O boxe, chamado de “nobre arte” é um dos principais esportes de artes marciais. O K1 é uma modalidade, que mistura diversas artes marciais, como o kickboxing, muay thai, karatê e taekwondo e são permitidos, também, golpes como chutes e joelhadas.
Além de atletas brasileiros, vindos de Rio Branco, Feijó e Tarauacá, a competição contou com lutadores internacionais, representantes da Venezuela, Peru e República Dominicana.
Um dos destaques foi a luta entre Runinawa, indígena da Aldeia Shanenawa de Feijó, que enfrentou e venceu o lutador Gatuso, de Lima, capital peruana.

Já no domingo, 2, o dia inteiro foi de mais artes marciais com a realização do XXVII Campeonato Estadual de Kung fu, uma arte marcial, que atravessa gerações.
Ao todo, mais de 100 lutas foram realizadas em um evento que lotou as dependências de CIE.
Ao contrário do que se pensa, a emoção maior foi fora do tablado de lutas. Pais e mães com o “coração na mão” aos acompanharem os filhos lutando. Foi o caso de Joana Danttas, que, emocionada, acompanhou a vitória de seu filho, de 11 anos, em uma das lutas do dia. “Meu Deus, eu achei que ia morrer. É a segunda vez que passo por essa experiência este ano e não é fácil. Graças à Deus, meu filho venceu”, afirma.
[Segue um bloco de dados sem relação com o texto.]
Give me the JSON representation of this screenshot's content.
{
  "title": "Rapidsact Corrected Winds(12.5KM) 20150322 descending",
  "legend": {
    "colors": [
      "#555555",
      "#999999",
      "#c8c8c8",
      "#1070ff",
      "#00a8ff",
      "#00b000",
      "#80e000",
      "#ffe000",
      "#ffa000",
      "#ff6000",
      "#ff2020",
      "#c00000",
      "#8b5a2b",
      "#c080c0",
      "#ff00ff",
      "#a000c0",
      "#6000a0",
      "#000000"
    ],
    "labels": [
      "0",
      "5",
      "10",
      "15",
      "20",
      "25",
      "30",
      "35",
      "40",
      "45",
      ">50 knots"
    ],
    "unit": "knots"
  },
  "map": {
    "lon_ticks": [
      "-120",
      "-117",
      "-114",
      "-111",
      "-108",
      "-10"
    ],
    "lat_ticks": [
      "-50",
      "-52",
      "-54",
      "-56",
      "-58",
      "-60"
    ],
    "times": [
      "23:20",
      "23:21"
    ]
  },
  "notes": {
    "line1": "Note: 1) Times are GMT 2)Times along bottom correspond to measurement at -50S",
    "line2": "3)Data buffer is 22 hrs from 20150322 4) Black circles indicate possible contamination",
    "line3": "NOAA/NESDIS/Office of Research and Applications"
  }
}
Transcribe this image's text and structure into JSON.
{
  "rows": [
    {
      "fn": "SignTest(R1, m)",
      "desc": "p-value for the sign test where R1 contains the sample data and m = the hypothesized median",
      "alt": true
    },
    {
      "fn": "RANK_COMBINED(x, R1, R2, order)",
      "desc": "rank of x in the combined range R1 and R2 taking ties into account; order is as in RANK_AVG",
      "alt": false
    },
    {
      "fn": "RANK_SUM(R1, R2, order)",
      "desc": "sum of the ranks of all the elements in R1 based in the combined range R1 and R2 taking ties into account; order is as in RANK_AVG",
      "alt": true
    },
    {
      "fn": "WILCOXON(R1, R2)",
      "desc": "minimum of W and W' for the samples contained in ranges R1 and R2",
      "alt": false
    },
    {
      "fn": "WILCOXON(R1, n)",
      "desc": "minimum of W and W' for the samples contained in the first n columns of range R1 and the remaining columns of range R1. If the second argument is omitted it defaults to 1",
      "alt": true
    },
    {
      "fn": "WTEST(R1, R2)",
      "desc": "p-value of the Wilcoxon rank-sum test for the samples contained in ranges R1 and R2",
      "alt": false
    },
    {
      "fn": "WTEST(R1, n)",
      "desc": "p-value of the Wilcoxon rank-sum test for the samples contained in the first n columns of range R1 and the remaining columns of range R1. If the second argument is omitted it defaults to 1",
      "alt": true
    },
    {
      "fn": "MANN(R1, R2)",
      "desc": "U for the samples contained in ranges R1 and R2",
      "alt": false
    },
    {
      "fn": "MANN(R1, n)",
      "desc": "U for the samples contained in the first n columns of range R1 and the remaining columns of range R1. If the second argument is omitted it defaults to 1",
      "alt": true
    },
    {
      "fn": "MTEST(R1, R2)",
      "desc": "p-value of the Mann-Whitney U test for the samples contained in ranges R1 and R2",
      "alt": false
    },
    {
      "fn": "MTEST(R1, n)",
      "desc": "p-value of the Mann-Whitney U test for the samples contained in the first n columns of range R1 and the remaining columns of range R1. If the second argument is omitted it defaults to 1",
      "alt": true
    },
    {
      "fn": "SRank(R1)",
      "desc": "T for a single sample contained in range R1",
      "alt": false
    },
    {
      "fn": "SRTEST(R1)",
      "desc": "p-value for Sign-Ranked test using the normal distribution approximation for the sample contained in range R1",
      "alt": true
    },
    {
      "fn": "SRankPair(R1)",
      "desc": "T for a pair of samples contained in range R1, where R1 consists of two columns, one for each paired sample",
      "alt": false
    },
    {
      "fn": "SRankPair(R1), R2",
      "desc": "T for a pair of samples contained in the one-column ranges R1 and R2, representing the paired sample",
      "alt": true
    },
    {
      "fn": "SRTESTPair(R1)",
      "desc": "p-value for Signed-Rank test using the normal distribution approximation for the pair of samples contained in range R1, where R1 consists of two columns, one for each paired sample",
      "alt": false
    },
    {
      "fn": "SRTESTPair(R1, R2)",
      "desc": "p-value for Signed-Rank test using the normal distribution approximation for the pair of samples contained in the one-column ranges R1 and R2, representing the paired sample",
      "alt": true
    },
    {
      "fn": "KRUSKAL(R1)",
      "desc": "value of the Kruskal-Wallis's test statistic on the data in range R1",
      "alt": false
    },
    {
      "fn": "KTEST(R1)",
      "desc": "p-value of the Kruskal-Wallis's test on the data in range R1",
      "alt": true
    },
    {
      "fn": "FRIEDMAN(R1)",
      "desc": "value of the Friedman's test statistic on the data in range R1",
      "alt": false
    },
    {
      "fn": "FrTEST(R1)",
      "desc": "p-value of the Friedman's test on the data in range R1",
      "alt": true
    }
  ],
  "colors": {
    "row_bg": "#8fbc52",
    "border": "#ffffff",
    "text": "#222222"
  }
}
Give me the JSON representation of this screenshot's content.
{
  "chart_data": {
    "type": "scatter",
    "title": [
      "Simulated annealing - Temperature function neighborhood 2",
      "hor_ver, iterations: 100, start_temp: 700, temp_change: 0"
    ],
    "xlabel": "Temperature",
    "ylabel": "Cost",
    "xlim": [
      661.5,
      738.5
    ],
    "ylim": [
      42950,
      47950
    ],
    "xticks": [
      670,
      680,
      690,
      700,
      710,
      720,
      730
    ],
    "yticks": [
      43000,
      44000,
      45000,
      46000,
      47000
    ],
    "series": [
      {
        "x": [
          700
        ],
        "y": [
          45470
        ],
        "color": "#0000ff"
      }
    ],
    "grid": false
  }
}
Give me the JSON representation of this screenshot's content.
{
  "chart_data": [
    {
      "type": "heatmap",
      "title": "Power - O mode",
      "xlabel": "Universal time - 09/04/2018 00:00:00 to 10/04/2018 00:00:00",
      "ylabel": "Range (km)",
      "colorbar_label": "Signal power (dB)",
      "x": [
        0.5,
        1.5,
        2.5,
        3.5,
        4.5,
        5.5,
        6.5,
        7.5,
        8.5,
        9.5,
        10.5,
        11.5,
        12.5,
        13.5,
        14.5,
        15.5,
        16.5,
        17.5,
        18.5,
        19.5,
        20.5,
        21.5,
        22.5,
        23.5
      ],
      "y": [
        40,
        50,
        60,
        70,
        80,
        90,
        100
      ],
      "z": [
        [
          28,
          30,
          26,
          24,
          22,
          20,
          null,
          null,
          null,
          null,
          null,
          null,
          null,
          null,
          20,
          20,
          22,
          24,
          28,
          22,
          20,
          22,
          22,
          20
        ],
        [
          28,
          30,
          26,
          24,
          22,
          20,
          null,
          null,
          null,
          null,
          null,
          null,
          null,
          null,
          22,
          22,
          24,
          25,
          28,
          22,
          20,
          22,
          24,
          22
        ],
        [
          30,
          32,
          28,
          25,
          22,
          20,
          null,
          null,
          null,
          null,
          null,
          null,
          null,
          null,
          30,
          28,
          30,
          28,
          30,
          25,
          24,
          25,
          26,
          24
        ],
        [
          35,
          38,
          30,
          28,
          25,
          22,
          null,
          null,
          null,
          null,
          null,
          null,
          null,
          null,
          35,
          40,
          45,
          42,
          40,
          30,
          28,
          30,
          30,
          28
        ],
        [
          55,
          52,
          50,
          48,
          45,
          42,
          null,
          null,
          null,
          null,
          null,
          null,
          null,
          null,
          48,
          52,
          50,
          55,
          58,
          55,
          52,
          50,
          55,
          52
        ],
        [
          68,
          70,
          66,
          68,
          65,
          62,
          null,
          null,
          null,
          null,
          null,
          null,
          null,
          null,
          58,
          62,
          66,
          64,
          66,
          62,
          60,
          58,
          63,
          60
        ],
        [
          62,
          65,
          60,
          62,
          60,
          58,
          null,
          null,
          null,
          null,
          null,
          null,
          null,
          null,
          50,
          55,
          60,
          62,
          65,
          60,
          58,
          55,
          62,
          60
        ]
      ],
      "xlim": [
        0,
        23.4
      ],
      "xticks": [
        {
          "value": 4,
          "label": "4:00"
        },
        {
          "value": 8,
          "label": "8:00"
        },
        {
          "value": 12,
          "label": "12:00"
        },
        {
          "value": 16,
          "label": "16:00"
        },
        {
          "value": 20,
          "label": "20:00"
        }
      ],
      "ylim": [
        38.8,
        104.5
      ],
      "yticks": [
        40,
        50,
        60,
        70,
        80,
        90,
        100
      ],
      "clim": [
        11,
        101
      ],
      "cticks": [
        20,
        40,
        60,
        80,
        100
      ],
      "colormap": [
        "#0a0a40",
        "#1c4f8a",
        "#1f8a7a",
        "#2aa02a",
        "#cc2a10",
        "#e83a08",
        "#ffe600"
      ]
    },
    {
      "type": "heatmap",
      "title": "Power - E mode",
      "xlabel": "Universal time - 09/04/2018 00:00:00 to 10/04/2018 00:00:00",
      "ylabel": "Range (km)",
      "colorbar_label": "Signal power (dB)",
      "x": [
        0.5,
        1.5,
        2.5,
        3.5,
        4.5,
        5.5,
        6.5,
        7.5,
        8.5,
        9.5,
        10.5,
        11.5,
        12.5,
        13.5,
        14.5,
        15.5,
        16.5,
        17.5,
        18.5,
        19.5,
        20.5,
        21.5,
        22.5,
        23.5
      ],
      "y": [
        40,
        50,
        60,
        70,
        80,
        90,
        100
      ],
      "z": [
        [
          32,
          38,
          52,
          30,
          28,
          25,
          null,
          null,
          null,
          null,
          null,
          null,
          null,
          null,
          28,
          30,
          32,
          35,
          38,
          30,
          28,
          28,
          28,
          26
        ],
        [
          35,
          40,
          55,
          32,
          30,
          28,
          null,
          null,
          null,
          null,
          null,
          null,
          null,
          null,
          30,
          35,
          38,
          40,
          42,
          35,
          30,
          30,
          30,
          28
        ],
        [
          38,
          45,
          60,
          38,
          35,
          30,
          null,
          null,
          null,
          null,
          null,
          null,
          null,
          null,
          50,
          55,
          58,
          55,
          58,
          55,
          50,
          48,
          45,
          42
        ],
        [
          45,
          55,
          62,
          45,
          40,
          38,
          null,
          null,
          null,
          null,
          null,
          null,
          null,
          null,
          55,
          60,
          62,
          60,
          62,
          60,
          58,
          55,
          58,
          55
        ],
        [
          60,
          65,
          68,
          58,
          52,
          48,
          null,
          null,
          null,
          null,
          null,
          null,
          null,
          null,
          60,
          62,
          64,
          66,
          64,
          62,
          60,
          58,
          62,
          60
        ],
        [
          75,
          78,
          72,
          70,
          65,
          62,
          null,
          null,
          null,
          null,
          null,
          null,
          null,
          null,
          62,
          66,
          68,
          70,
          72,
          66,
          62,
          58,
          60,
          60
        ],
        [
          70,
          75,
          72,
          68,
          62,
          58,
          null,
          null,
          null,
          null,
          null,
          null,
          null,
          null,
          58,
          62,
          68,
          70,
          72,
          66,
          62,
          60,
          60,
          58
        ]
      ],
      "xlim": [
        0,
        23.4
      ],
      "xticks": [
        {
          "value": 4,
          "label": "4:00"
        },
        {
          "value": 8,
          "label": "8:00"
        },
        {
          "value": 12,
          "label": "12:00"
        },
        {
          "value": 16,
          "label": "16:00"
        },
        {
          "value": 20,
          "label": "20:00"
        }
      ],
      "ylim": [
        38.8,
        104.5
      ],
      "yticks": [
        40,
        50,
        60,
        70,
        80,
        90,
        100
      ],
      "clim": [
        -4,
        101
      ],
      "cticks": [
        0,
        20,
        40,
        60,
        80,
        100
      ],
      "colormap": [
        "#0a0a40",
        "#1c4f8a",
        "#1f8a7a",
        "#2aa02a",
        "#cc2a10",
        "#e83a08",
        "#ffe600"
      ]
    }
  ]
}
Um dos ensinamentos das artes marcais é a disciplina e o respeito entre os atletas. O filho de Joana lutou e venceu um colega de treinamento da mesma academia onde treinam. “Eu e a mãe dele ficamos juntas, torcendo, claro que eu queria que meu filho ganhasse, mas é fundamental pra eles saberem que nem sempre se ganha. Meu filho estava passando por um período de ansiedade e a arte marcial tem sido muito importante para ele”, diz Joana.
A competição foi realizada pela Super Liga Acreana de Kung fu. O presidente da entidade, Nil Figueiredo, falou sobre o sucesso do evento.

“Mais uma vez a gente mostra o quanto é forte o Kung Fu no Acre. Tivemos mais de 500 jovens nestes dias em toda a programação. É uma juventude que não está se perdendo nas drogas, no crime, pelo contrário, estão, por meio das artes marciais, aprendendo a ter disciplina e autocontrole. Graças aos voluntários e parceiros tivemos um evento pra ficar para a história”, declarou.